As I make my way through these Project Euler problems, I’m noticing some trends in calculations and questions I keep needing to ask about a particular number (is this number even? is this number prime?). It’s time to work smarter and simply save these functions to a package so I can repeatedly use them moving forward, which will also give me some motivation to spend some time heavily optimizing the code as I know it will be used again in the future. I’ll keep this post updated with the functions I use in solving Euler problems.
CREATE OR REPLACE PACKAGE EULER.EULER_PKG AS
TYPE int_array IS VARRAY(2000) OF INTEGER;
FUNCTION is_even(num_in NUMBER) RETURN BOOLEAN;
FUNCTION is_prime(num_in NUMBER) RETURN BOOLEAN;
FUNCTION get_divisors(num_in NUMBER) RETURN int_array;
FUNCTION get_divisors_count(num_in NUMBER) RETURN PLS_INTEGER;
FUNCTION get_num_from_list(line_in VARCHAR2, num_in INTEGER) RETURN VARCHAR2;
PROCEDURE set_num_from_list(line_in IN OUT VARCHAR2, num_in INTEGER, new_val VARCHAR2);
END EULER_PKG;
/
CREATE OR REPLACE PACKAGE BODY EULER.EULER_PKG AS
FUNCTION is_even(num_in NUMBER) RETURN BOOLEAN IS
BEGIN
IF REMAINDER(num_in, 2) = 0
THEN
RETURN TRUE;
ELSE
RETURN FALSE;
END IF;
END is_even;
FUNCTION is_prime(num_in NUMBER) RETURN BOOLEAN IS
i PLS_INTEGER := 5;
BEGIN
IF num_in <= 3
THEN
RETURN num_in > 1;
ELSIF REMAINDER(num_in,2) = 0 OR REMAINDER(num_in,3) = 0
THEN
RETURN FALSE;
ELSE
WHILE i * i <= num_in
LOOP
IF REMAINDER(num_in,i) = 0 OR REMAINDER(num_in, i+2) = 0
THEN
RETURN FALSE;
ELSE
i := i + 6;
END IF;
END LOOP;
RETURN TRUE;
END IF;
END is_prime;
FUNCTION get_divisors(num_in NUMBER) RETURN int_array
IS
divisors_array int_array := int_array();
BEGIN
IF num_in > 1
THEN
FOR i IN 1..ROUND(num_in/2,0) LOOP
IF REMAINDER(num_in,i) = 0
THEN
divisors_array.extend;
divisors_array(divisors_array.count) := i;
--dbms_output.put_line('num_in: '||num_in||' i: '||i);
END IF;
END LOOP;
END IF;
divisors_array.extend;
divisors_array(divisors_array.last) := num_in;
return divisors_array;
END get_divisors;
FUNCTION get_divisors_count(num_in NUMBER) RETURN PLS_INTEGER
IS
divisors PLS_INTEGER := 0;
BEGIN
IF num_in > 1
THEN
FOR i IN 1..ROUND(SQRT(num_in),0) LOOP
IF REMAINDER(num_in,i) = 0
THEN
divisors := divisors + 2;
END IF;
END LOOP;
END IF;
return divisors;
END get_divisors_count;
FUNCTION get_num_from_list(line_in VARCHAR2, num_in INTEGER)
RETURN VARCHAR2
AS
--grabs a number from a line of numbers delimited by spaces
BEGIN
RETURN regexp_substr(line_in, '\S+', 1, num_in);
END;
PROCEDURE set_num_from_list(line_in IN OUT VARCHAR2, num_in INTEGER, new_val VARCHAR2)
AS
BEGIN
line_in := REGEXP_REPLACE(line_in, '\S+', new_val, 1, num_in);
END;
END EULER_PKG;
/
The is_even logic is easy enough to understand, and will now add some clarity as to why we’re diving by 2 and checking for a remainder.
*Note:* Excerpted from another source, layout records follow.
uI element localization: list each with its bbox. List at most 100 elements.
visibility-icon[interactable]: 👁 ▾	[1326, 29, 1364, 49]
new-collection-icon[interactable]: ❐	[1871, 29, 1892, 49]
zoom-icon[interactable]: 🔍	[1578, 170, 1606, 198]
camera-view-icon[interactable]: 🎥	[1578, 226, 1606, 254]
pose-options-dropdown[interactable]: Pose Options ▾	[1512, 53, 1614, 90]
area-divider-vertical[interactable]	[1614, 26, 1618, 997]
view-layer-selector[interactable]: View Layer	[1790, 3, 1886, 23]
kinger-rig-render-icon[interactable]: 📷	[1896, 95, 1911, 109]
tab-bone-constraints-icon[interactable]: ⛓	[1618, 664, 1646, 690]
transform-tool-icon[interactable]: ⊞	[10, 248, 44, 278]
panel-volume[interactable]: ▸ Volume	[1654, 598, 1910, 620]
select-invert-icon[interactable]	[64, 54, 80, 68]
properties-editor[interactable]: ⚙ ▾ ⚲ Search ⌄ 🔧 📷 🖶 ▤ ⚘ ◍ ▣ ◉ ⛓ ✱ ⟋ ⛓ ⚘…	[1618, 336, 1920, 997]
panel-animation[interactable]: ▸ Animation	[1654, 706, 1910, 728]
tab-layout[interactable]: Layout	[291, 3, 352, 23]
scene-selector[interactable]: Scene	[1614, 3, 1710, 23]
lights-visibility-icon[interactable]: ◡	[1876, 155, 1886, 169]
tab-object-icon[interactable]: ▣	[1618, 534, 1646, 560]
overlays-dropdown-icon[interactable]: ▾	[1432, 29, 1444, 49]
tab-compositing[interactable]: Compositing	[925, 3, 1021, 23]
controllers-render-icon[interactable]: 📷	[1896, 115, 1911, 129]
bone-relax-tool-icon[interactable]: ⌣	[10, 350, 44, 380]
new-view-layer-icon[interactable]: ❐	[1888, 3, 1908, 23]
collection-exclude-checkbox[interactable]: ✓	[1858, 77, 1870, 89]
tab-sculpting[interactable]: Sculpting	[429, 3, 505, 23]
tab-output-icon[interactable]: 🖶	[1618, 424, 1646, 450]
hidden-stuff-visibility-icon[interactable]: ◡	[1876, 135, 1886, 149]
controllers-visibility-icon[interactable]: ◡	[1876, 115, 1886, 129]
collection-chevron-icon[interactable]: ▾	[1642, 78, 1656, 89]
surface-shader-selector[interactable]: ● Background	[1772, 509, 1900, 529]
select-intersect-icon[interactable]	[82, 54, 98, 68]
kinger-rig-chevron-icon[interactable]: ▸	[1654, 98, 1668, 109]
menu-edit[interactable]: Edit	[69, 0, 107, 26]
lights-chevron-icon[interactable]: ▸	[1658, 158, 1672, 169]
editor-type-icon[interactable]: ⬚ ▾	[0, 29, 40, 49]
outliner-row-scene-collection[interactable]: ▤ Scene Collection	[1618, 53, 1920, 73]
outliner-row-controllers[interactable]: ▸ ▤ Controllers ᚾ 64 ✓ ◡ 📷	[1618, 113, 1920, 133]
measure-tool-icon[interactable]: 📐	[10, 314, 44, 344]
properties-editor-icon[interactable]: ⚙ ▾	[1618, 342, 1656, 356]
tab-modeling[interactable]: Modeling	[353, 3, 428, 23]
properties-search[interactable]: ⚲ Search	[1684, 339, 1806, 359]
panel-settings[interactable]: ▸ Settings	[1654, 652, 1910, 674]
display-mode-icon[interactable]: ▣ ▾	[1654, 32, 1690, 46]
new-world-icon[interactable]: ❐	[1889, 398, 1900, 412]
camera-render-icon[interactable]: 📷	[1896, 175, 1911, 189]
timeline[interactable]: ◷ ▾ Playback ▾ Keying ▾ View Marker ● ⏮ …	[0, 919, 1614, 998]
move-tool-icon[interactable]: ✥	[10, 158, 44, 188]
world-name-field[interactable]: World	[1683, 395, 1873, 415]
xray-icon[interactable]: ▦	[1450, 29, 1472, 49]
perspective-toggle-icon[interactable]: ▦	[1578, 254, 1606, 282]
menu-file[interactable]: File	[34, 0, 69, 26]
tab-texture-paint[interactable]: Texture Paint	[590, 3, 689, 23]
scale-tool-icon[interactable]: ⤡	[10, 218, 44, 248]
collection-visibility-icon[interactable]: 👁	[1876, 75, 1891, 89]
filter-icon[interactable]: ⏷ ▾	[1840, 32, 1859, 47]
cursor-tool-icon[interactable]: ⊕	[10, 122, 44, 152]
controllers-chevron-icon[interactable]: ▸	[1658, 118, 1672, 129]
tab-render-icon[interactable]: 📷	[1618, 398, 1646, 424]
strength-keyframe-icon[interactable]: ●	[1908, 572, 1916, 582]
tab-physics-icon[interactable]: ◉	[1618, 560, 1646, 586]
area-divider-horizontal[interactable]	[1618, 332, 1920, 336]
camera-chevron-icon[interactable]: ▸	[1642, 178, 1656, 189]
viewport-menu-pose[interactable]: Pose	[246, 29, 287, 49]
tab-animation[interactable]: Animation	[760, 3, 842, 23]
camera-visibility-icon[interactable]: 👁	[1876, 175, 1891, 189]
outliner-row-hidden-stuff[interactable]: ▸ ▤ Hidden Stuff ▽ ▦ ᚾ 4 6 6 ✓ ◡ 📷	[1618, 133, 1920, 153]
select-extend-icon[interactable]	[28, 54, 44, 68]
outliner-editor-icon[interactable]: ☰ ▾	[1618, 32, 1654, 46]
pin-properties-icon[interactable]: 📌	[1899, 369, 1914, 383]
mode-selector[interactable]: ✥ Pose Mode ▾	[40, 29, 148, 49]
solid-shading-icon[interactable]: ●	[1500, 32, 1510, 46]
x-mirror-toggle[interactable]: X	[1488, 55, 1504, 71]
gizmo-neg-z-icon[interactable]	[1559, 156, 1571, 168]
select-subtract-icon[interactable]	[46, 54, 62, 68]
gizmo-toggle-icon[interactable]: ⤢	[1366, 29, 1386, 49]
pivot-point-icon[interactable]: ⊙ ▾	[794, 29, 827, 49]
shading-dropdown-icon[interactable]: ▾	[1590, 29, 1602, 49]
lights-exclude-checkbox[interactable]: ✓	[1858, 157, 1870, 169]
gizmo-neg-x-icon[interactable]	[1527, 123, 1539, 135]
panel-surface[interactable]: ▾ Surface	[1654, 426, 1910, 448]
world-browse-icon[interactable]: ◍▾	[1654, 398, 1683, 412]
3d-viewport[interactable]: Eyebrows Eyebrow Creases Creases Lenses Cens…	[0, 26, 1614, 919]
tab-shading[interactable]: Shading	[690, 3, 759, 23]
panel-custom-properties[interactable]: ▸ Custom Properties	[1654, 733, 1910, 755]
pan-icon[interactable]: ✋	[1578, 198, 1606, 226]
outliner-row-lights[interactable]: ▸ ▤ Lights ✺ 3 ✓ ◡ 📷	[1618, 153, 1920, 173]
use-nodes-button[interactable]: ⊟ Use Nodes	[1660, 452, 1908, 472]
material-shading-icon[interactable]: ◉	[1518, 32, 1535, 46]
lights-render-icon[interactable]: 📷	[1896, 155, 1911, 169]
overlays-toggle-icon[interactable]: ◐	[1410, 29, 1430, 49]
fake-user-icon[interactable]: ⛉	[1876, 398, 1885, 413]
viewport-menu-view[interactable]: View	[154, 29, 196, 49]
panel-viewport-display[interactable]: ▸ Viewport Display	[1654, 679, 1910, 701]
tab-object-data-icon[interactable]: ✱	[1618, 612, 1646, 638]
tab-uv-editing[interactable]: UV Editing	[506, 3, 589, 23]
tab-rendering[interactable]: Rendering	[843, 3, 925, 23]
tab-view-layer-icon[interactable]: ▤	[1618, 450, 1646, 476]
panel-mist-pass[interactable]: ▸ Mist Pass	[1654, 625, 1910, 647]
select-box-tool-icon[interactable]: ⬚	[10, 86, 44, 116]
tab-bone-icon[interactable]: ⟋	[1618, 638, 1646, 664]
The is_prime logic bears some explaining. I found the formula from Wikipedia’s Primality test page and converted the code to PL/SQL. I don’t fully understand the math behind why it works, but I understand the logic it goes through and tested many prime and non-prime numbers to confirm it’s fast and correct.
get_num_from_list and set_num_from_list help manage the space-delimited lines Project Euler often uses. get_divisors and get_divisors_count do what you’d expect, these come up fairly often in the problems and are now easy to re-use.